Question

How do you evaluate ${{6}^{3}}$?

Answer 1

Hint: In this problem we need to calculate the value of ${{6}^{3}}$. We can observe that the given number is in exponential form with base $6$ and power $3$. Now we will first factorise the base $6$ and we will write base as the product of the it’s factors. Now we will apply the exponential rule ${{\left( a\times b \right)}^{m}}={{a}^{m}}\times {{b}^{m}}$. After applying this formula, we will calculate the values that are required to simplify the above equation. After simplifying the obtained equation, we will get our required result.

Complete step-by-step solution:
Given that, ${{6}^{3}}$.
The above given value is in exponential form with base $6$ and power $3$.
Considering the base of the given value which is $6$. Factorising the base value $6$.
When we divide the value $6$ with $2$ then we will get $3$ as remainder. So, we can write the digit $6$ as $6=2\times 3$.
Powering the above equation with $3$ on both sides, then we will get
$\Rightarrow {{6}^{3}}={{\left( 2\times 3 \right)}^{3}}$
Using the exponential formula ${{\left( a\times b \right)}^{m}}={{a}^{m}}\times {{b}^{m}}$ in the above equation, then we will get
$\Rightarrow {{6}^{3}}={{2}^{3}}\times {{3}^{3}}$
From the above equation we can say that to find the required value we need to calculate the values of ${{2}^{3}}$ and ${{3}^{3}}$.
We know that the values ${{2}^{3}}=8$, ${{3}^{3}}=27$. Substituting these values in the above equation, then we will get
$\begin{align}
  & \Rightarrow {{6}^{3}}=8\times 27 \\
 & \Rightarrow {{6}^{3}}=216 \\
\end{align}$
Hence the value of the ${{6}^{3}}$ is $216$.
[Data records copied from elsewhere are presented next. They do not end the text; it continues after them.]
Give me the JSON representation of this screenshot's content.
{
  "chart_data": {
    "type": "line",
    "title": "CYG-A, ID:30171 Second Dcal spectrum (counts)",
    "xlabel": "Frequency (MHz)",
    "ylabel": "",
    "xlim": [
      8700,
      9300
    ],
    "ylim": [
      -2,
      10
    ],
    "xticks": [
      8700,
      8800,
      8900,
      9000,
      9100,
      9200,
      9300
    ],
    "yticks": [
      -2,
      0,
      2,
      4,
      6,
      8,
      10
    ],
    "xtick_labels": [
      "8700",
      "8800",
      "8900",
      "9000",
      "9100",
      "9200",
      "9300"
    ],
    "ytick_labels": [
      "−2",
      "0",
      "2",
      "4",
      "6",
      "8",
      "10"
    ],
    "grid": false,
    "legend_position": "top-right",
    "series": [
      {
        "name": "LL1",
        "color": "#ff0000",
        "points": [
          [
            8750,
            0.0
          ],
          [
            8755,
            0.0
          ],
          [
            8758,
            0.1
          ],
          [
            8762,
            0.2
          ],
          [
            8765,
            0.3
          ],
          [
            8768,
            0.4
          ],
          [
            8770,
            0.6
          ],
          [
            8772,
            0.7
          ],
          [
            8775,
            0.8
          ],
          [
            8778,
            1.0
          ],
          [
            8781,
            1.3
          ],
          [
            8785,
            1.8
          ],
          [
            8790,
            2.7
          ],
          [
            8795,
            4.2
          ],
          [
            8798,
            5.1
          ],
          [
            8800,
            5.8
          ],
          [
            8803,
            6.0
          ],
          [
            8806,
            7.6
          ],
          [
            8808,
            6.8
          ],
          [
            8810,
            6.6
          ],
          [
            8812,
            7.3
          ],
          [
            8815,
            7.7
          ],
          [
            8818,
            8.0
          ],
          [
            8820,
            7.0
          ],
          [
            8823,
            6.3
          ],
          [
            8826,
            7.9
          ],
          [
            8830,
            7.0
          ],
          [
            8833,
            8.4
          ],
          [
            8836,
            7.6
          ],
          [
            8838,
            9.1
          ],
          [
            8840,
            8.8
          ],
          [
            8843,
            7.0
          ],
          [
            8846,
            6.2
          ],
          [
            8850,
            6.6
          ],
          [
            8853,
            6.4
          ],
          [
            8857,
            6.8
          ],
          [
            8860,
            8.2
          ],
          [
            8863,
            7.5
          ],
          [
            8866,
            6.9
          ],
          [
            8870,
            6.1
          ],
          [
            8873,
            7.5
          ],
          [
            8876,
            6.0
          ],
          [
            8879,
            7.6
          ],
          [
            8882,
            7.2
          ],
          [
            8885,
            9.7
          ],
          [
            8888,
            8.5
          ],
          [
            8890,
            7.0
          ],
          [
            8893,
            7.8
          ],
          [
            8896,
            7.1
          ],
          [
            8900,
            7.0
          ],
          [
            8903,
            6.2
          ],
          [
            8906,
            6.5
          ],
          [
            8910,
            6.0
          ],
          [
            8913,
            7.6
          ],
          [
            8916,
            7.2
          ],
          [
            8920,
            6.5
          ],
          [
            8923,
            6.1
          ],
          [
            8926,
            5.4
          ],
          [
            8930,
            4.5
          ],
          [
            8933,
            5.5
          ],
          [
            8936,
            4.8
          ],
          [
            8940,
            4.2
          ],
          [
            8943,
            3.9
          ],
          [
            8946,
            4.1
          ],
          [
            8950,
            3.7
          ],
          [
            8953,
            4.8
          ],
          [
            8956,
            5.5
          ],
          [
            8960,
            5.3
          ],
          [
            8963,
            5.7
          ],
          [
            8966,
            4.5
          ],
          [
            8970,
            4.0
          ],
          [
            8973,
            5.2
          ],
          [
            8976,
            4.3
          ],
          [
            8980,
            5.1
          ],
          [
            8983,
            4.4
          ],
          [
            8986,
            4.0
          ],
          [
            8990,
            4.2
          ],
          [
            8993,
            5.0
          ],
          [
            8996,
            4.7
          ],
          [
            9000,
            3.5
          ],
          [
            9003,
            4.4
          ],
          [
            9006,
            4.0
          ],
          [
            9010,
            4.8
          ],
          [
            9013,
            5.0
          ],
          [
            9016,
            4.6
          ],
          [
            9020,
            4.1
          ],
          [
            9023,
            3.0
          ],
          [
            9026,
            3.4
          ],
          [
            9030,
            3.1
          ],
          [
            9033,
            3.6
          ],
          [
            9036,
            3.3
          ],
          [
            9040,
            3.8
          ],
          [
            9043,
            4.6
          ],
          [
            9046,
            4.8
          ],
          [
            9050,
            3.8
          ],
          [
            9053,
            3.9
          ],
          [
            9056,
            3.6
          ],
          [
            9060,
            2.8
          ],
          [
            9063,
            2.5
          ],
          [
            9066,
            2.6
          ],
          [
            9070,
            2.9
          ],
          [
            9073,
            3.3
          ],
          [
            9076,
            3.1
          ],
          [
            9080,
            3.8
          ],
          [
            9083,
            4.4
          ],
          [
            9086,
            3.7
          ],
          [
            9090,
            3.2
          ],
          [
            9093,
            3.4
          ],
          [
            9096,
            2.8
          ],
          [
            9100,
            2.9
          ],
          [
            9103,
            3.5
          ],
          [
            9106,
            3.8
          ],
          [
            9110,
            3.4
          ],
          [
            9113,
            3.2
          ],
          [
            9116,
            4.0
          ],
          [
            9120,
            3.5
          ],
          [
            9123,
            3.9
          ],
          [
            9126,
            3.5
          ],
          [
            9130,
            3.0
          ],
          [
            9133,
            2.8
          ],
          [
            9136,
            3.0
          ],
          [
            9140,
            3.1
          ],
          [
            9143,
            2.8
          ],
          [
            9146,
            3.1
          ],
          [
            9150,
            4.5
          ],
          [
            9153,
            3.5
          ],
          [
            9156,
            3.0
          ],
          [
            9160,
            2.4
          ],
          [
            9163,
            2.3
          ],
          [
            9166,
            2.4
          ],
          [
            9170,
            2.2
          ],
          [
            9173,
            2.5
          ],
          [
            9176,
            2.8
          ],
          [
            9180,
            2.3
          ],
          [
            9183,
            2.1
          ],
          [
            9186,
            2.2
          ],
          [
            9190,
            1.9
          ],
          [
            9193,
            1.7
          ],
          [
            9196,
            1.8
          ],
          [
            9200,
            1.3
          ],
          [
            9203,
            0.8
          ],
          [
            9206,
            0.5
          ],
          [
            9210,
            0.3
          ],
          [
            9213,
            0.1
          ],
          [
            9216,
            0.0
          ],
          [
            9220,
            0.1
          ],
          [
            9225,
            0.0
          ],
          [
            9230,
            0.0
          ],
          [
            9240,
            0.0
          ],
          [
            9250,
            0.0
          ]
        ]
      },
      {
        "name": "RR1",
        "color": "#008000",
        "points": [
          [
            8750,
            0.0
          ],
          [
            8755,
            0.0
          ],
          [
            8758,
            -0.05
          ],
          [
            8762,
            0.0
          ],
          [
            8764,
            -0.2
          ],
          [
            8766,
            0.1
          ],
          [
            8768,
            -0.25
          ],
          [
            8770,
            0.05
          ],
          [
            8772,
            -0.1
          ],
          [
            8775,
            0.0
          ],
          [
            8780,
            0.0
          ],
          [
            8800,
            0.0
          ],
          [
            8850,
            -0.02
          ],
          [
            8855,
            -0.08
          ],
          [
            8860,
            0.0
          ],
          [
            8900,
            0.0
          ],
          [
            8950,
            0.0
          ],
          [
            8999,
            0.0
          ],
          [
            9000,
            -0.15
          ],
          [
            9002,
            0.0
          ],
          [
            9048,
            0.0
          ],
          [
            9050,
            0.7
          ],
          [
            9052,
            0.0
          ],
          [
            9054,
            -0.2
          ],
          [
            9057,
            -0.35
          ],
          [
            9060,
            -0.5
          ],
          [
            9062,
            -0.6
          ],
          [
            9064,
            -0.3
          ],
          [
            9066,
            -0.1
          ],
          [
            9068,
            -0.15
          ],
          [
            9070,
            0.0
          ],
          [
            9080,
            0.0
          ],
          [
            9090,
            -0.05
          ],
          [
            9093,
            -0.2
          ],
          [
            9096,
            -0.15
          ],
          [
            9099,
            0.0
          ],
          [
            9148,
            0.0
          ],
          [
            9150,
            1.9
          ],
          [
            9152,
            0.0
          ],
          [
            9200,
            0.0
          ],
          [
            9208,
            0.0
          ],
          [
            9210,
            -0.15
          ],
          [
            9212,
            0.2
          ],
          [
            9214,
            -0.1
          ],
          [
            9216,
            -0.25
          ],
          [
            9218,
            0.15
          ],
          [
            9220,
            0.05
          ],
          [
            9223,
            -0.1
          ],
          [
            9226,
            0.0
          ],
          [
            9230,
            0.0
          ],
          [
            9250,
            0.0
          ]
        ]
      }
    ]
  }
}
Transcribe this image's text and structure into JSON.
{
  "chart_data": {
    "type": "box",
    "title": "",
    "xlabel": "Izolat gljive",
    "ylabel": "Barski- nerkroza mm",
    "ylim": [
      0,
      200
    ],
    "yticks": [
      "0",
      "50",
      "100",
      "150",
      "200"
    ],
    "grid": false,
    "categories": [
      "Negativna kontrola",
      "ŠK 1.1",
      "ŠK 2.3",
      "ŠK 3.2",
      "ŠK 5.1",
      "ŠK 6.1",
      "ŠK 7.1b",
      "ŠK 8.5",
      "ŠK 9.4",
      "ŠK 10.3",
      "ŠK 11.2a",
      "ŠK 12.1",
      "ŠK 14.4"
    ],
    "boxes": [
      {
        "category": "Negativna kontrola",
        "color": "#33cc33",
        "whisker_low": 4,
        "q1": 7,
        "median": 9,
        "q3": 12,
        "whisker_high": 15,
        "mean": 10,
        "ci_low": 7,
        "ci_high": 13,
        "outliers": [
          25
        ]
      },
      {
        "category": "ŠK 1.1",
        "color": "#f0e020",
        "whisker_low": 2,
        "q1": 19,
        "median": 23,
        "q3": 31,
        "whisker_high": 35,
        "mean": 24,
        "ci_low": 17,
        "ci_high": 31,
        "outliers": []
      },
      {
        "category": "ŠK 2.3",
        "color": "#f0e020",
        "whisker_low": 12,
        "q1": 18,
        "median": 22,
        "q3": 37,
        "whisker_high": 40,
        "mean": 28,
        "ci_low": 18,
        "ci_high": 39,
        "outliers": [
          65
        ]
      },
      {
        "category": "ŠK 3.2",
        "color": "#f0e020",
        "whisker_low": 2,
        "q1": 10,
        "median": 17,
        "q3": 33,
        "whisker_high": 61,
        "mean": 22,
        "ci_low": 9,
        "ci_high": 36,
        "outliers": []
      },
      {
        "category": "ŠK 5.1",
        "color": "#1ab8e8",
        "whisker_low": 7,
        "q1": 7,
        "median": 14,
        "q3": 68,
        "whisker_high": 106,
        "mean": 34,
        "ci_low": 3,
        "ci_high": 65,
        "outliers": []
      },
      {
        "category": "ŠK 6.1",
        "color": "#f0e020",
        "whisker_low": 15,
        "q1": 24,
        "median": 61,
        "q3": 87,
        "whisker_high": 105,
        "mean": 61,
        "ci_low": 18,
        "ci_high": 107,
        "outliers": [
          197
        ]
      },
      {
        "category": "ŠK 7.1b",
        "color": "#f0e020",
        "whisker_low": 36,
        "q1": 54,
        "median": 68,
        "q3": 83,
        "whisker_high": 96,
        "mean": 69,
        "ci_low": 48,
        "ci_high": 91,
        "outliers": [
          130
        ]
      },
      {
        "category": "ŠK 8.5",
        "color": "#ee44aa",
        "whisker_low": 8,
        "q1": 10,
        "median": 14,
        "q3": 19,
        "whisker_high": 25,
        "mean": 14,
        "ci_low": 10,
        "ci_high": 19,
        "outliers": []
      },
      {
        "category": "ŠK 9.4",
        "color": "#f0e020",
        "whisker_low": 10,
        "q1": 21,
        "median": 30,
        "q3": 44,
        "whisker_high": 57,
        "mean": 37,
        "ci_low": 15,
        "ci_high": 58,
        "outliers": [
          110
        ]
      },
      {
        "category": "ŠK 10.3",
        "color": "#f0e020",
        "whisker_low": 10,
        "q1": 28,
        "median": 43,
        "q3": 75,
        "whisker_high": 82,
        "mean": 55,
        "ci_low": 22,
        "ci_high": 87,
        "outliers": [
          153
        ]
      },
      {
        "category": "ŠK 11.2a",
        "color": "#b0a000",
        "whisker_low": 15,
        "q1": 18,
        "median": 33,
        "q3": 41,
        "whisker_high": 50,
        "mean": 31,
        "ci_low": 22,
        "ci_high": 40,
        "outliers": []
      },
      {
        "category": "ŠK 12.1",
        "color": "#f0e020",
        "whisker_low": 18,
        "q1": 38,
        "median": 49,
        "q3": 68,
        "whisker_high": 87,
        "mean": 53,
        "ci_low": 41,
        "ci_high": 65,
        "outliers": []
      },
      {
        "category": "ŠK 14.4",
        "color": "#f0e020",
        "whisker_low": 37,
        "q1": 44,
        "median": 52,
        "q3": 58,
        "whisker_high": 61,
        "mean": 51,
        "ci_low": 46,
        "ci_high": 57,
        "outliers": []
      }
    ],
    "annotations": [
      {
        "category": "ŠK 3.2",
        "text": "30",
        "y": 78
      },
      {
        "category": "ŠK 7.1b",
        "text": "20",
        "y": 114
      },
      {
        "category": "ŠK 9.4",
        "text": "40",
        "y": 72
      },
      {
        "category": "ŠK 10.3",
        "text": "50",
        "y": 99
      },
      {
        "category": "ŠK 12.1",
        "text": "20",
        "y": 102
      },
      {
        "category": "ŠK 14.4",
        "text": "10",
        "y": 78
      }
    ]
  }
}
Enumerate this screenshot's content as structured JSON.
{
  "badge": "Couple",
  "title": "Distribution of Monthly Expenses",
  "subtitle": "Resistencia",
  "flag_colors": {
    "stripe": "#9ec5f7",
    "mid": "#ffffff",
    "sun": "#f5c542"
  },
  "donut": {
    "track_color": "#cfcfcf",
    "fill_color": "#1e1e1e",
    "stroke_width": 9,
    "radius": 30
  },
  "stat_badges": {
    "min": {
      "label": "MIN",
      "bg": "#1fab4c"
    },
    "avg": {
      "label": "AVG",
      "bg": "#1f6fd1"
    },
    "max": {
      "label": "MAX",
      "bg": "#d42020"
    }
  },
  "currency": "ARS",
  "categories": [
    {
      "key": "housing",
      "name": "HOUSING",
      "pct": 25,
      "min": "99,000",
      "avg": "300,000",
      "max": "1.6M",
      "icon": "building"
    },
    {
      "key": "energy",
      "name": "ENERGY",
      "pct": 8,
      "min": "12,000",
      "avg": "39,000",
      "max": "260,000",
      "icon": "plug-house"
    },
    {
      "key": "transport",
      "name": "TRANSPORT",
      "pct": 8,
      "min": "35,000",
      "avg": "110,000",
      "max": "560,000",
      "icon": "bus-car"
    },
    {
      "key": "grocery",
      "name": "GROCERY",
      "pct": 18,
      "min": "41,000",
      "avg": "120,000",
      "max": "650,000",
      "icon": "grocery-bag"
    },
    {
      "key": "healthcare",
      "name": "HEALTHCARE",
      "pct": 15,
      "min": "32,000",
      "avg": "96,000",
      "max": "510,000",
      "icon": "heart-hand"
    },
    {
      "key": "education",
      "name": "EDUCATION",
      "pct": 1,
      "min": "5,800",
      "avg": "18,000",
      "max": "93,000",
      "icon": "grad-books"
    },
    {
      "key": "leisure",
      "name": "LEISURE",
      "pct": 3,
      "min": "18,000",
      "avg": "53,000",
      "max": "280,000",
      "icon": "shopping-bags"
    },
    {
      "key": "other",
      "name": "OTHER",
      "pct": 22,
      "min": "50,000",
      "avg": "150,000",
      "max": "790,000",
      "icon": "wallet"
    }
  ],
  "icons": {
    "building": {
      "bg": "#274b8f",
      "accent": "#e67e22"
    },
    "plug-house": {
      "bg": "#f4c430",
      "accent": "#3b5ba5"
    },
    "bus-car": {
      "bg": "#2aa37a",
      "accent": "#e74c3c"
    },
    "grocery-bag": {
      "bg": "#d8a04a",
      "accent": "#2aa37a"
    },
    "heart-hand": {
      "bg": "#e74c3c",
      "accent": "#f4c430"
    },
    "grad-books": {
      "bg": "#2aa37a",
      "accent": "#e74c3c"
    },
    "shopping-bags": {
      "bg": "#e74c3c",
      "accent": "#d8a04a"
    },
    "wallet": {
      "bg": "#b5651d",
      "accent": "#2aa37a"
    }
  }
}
Note: We can also directly find the value of the given number. We can use the exponential formula ${{a}^{n}}=a\times a\times a\times a\times a\times ......\text{ n times}$. From this formula we can write ${{6}^{3}}$ as
$\Rightarrow {{6}^{3}}=6\times 6\times 6$
Multiplying the above values, we will get
$\Rightarrow {{6}^{3}}=216$
From both the methods we got the same result.